Jens Stoltenberg © AFP

La Turquie en Syrie, un cauchemar pour l’Otan

L’offensive lancée par la Turquie dans le nord de la Syrie a créé de nouvelles tensions au sein de l’Otan et si Ankara ne risque pas l’exclusion, la crise va peser sur les préparatifs du sommet de l’Alliance atlantique de début décembre à Londres.

L’attaque contre les forces kurdes alliées de la coalition internationale contre le groupe Etat islamique a suscité de nombreuses critiques internationales et incité certains pays de l’Otan à suspendre la vente de nouvelles armes à la Turquie.

Le président américain Donald Trump a pour sa part autorisé des sanctions contre plusieurs dirigeants turcs et a réimposé des droits de douane sur l’acier turc. Et son secrétaire au Trésor, Steven Mnuchin, a prévenu que d’autres sanctions américaines étaient en préparation à l’encontre de la Turquie, si un cessez-le-feu n’était pas appliqué dans son offensive en Syrie.

Mais aucune de ces mesures n’a désarmé le président turc. Recip Tayyip Erdogan s’est même permis d’ironiser sur son incapacité à suivre M. Trump sur Twitter.

La Turquie en Syrie, un cauchemar pour l'Otan

L’intervention contre les milices kurdes dans le nord de la Syrie est un nouveau défi lancé par le président turc à ses partenaires de l’Otan après sa décision d’acheter un systèmes de missiles à la Russie.

Il isole de plus en plus la Turquie au sein de l’Alliance, mais son exclusion n’est pas évoquée. Le secrétaire général de l’Otan, Jens Stoltenberg, se borne a exprimer sa « grave préoccupation » face au risque que l’intervention militaire turque fait peser sur la lutte contre le groupe djihadiste Etat islamique (EI). Ce qui a conduit l’expert en politique étrangère des écologistes allemands, Jürgen Trittin, a réclamer lundi sa démission.

La Turquie devrait se retrouver sur la sellette lors de la réunion des ministres de la Défense l’Alliance jeudi et vendredi prochains à Bruxelles.

Mark Esper
Mark Esper© Reuters

Le ministre américain de la Défense, Mark Esper, a déclaré son intention de faire pression sur ses alliés afin qu’ils prennent « des mesures diplomatiques et économiques collectives et individuelles » pour punir la Turquie.

Mais les appels lancés par certains pour que la Turquie soit suspendue ou même expulsée de l’Otan ne mèneront nulle part, selon les experts, car aucun mécanisme de ce type n’existe au sein de l’Alliance.

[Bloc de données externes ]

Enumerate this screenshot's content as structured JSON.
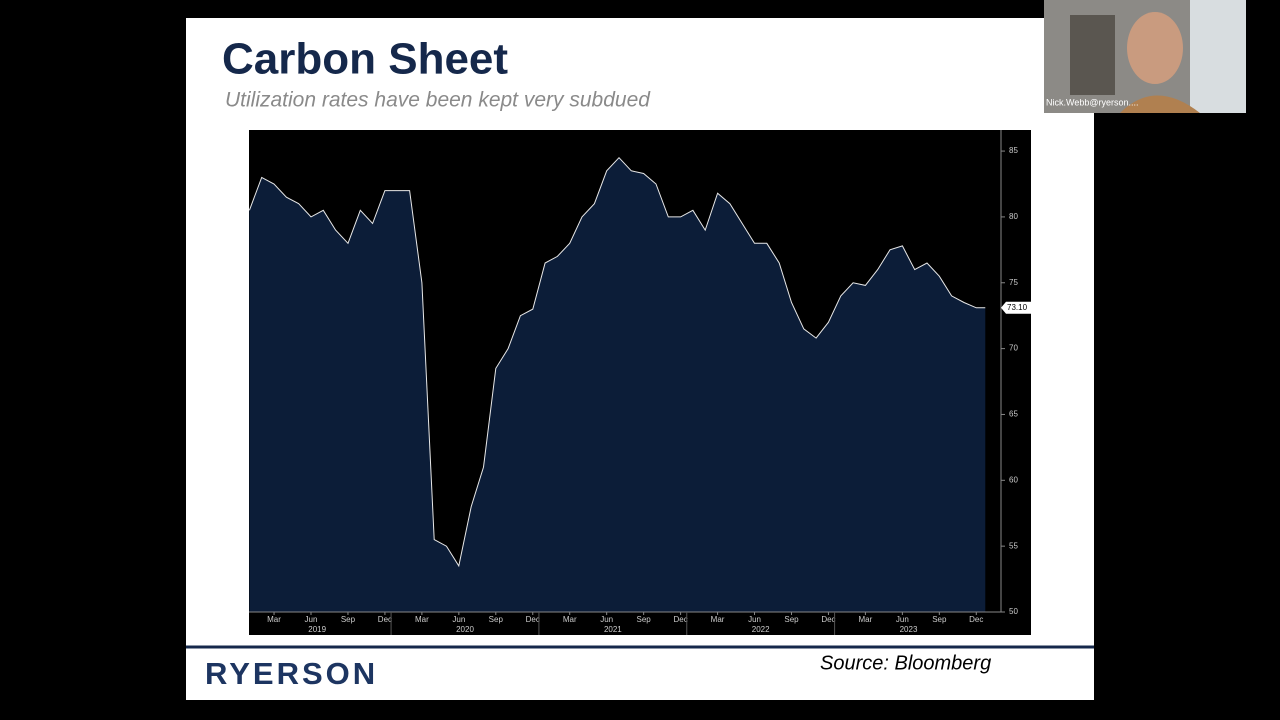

« L’Otan est limitée dans ce qu’elle peut faire pour punir la Turquie parce que toutes les décisions de l’alliance doivent être prises à l’unanimité », a expliqué à l’AFP Jorge Benitez, un haut responsable du Conseil Atlantique.

Plusieurs pays européens, dont l’Allemagne, la France, la Grande-Bretagne et les Pays-Bas, ont annoncé leur décision de suspendre toute nouvelle ventes d’armes à la Turquie.

Mais des doutes sont exprimés quant à leur effet pratique. « Erdogan n’attend pas que l’Europe lui fournisse des armes », a souligné le ministre luxembourgeois des Affaires étrangères, Jean Asselborn.

La crainte est un basculement de la Turquie dans l’orbite de la Russie de Vladimir Poutine et les pays de l’Otan vont chercher un équilibre entre leur volonté de sanctionner Ankara et l’importance stratégique de la Turquie, verrou à la frontière du Moyen-Orient, en bordure de l’Iran, et de la mer Noire pour la Russie.

« Dans l’ensemble, il est toujours préférable d’avoir la Turquie comme alliée plutôt que comme adversaire potentiel, probablement en partenariat avec la Russie. C’est la situation désagréable dans laquelle l’Otan se trouve actuellement », a expliqué Elisabeth Braw, chargée de recherche au RUSI, un centre de réflexion basé à Londres.

« Tout au long de son histoire, l’Otan a dû faire face à de nombreux comportements répréhensibles de ses membres mais elle est restée cette alliance militaire couronnée de succès », a-t-elle souligné.